LDBC SNB PostgreSQL implementation

PostgreSQL implementation of the LDBC SNB BI benchmark.

Configuring the database

The default configuration uses the ldbcsf1 database.

On a typical Ubuntu install, you might want to run:

sudo -u postgres psql

To allow access from JDBC, you have to set a password. For example, to set the default password of user postgres to foo, issue the following command:

ALTER ROLE postgres PASSWORD 'foo';

If you want to create a separate user usr with the password foo, use the following commands:

CREATE USER usr PASSWORD 'foo';
ALTER ROLE usr WITH login createdb superuser;

Allow access from all local users

Alternatively, you can allow any local users to access the database.

⚠️ Warning: never do this on a production system.

Edit the pg_hba.conf file and add the following line:

local all postgres trust
# local all postgres peer

Loading the data set

Generating the data set

The data set needs to be generated and preprocessed before loading it to the database. To generate it, use the CSVMergeForeign serializer classes of the Datagen project:

generator.scaleFactor:0.003
generator.mode:interactive
serializer.format:CsvMergeForeign

Loading the data set

To run the load script, go the load-scripts directory, set the PG_ environment variables (optional) and issue the following command.

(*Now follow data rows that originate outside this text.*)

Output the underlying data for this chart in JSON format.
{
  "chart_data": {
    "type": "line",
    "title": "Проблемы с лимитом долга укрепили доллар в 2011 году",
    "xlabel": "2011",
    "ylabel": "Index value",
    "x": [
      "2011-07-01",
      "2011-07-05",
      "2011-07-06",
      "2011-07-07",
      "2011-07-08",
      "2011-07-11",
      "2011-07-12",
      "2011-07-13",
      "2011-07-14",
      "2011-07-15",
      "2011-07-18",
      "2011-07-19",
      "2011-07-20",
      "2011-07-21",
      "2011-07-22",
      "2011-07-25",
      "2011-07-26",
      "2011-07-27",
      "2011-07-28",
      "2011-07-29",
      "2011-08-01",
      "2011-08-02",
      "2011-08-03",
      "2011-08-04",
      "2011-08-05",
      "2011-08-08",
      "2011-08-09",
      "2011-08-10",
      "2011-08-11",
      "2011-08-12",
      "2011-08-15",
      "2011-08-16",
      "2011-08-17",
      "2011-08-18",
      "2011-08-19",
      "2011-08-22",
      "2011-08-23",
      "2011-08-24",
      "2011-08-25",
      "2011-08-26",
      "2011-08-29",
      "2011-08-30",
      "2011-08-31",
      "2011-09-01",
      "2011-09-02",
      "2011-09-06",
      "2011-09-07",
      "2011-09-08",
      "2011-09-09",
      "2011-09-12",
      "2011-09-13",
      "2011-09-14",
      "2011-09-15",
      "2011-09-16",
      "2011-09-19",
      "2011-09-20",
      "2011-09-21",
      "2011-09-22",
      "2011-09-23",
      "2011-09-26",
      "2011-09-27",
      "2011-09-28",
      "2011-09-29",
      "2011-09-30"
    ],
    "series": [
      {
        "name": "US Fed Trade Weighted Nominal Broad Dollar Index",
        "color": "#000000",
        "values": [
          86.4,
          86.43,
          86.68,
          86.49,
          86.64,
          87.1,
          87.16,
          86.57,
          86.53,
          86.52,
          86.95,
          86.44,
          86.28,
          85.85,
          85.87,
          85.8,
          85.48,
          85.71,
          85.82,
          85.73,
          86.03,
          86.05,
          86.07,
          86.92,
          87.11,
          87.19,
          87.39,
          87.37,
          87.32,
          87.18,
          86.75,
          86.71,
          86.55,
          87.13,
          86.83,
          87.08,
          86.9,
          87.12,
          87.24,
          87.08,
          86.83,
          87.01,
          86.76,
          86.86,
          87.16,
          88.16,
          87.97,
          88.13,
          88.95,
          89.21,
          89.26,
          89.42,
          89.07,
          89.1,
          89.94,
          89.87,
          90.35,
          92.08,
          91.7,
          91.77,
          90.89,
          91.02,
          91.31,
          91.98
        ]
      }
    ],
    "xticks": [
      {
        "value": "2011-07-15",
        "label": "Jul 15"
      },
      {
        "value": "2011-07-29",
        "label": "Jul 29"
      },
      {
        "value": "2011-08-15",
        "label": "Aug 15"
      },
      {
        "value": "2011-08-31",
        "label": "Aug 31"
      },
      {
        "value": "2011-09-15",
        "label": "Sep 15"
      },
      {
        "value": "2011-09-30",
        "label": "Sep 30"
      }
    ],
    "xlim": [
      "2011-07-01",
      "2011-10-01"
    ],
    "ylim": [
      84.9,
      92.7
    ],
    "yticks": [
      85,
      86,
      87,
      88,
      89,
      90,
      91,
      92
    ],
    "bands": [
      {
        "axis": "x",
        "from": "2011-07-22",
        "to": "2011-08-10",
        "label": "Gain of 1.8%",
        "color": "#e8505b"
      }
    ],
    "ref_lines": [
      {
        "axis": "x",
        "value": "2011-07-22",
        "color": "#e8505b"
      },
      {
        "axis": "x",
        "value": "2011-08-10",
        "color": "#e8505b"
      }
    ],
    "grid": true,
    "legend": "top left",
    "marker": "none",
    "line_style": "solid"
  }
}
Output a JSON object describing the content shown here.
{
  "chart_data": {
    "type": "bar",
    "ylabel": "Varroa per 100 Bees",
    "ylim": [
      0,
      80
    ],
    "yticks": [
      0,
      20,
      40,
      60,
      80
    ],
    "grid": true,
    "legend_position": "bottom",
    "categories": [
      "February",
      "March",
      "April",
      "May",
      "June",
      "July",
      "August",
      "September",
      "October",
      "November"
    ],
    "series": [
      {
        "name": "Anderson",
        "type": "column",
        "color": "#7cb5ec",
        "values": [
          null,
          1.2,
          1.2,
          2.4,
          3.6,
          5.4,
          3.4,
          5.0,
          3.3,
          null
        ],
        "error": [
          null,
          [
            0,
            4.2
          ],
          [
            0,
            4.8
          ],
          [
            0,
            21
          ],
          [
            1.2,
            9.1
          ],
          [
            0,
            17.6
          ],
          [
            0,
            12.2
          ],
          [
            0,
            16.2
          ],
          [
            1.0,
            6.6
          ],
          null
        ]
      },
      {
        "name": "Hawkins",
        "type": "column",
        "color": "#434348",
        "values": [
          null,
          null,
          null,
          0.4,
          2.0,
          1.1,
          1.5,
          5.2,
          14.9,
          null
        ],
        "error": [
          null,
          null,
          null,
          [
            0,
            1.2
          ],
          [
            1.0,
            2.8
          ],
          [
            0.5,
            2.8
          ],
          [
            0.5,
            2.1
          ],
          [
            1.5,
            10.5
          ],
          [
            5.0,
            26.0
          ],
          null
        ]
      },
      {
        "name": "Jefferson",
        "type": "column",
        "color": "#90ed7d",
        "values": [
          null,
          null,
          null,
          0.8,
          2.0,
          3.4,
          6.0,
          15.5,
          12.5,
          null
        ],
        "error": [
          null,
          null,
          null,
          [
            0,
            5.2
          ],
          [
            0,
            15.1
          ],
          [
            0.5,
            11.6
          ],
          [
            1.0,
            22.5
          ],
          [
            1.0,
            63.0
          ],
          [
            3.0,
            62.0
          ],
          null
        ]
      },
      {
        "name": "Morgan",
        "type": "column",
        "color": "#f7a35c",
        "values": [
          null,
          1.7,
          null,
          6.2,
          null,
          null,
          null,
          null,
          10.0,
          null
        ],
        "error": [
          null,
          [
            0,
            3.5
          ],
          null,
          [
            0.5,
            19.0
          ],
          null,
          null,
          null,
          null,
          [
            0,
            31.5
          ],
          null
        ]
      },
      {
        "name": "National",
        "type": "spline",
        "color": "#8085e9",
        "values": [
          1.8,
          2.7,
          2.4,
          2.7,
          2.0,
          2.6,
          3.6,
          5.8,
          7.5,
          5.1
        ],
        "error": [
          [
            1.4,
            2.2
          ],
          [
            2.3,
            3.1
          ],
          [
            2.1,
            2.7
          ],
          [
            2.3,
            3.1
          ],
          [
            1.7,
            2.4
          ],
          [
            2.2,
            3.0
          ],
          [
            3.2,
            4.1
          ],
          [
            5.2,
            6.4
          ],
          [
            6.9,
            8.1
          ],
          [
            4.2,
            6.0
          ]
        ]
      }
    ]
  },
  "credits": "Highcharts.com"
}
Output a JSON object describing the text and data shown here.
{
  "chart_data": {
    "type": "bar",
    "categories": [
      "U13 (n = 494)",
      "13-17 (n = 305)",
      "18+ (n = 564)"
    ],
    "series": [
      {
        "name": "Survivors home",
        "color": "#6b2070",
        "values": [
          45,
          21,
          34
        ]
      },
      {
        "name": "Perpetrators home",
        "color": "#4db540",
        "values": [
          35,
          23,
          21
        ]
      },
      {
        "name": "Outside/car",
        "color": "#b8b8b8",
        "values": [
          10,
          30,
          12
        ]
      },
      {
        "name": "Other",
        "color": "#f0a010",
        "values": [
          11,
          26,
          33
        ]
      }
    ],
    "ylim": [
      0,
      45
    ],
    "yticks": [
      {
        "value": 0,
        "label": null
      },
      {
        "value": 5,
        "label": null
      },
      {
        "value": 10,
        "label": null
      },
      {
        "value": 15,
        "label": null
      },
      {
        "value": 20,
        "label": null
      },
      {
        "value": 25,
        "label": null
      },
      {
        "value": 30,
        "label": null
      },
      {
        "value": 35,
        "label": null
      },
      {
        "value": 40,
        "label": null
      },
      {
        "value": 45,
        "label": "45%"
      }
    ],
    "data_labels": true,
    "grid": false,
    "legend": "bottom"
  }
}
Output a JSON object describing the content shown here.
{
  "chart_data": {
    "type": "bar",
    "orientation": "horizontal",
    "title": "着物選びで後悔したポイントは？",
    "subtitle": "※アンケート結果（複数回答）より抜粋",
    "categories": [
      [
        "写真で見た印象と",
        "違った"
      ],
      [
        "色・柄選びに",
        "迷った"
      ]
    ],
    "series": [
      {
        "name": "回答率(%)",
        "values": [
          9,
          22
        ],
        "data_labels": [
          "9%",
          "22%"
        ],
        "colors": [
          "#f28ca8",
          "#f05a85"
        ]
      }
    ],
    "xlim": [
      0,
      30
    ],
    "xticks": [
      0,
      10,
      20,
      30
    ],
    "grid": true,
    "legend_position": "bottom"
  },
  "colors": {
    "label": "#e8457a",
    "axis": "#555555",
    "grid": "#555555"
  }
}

For special loading options, see below.

export PG_CSV_DIR=
export PG_DB_NAME=
export PG_USER=
export PG_PORT=
scripts/load.sh

The load.sh script (re)generates PostgreSQL-specific CSV files for posts and comments, if any of the following holds:

  • they don't exist
  • the source CSV is newer than the generated one
  • the user forces to do so by setting the environment variable PG_FORCE_REGENERATE=yes (see below for special loading options.)

The load.sh has default options that loads the dataset in the generator's directory to the ldbcsf1 database with your current user. If these fit your needs, just run the script as scripts/load.sh.

If you get Permission denied errors, change the permissions of your home directory to 755 - but please make sure you understand its implications first:

chmod 755 ~

To play around with the data, join PostgreSQL and switch to the database:

postgres=# \c ldbcsf1
You are now connected to database "ldbcsf1" as user "postgres".
ldbcsf1=# SELECT count(*) FROM person;
# ...

Special loading options

In order to allow for easier experimenting, PostgreSQL converter (load.sh) accept a few special options using environment variables. Most probably you won't need to touch them unless you are experimenting.

  • PG_FORCE_REGENERATE: you can force the loader to (re)generate PostgreSQL-specific CSV files for posts and comments. Possible values are:

    • yes: (re)generate PostgreSQL-specific CSV files for posts and comments.
    • no: (re)generate only PostgreSQL-specific CSV files if they don't exist of older than their source files. For performance reasons, this is the default.
  • PG_CREATE_MESSAGE_FILE: control creating a unified message data file of posts and comments. Possible values:

    • no: don't create message file, as we traditionally did. This is the default.
    • create: create message file, with no guarantee on being sorted
    • sort_by_date: create message file, sorted by creation date. Note: when you switch messages file to be sorted, you need to use PG_FORCE_REGENERATE=yes, orherwise regenerating depends whether the source files have changed.
  • PG_LOAD_TO_DB: controls whether we want to do or skip database loading phase. Possible values are:

    • load: loads to the database, as one might expect. This is the default.
    • skip: skip loading to the database. Use this to generate only CSV files.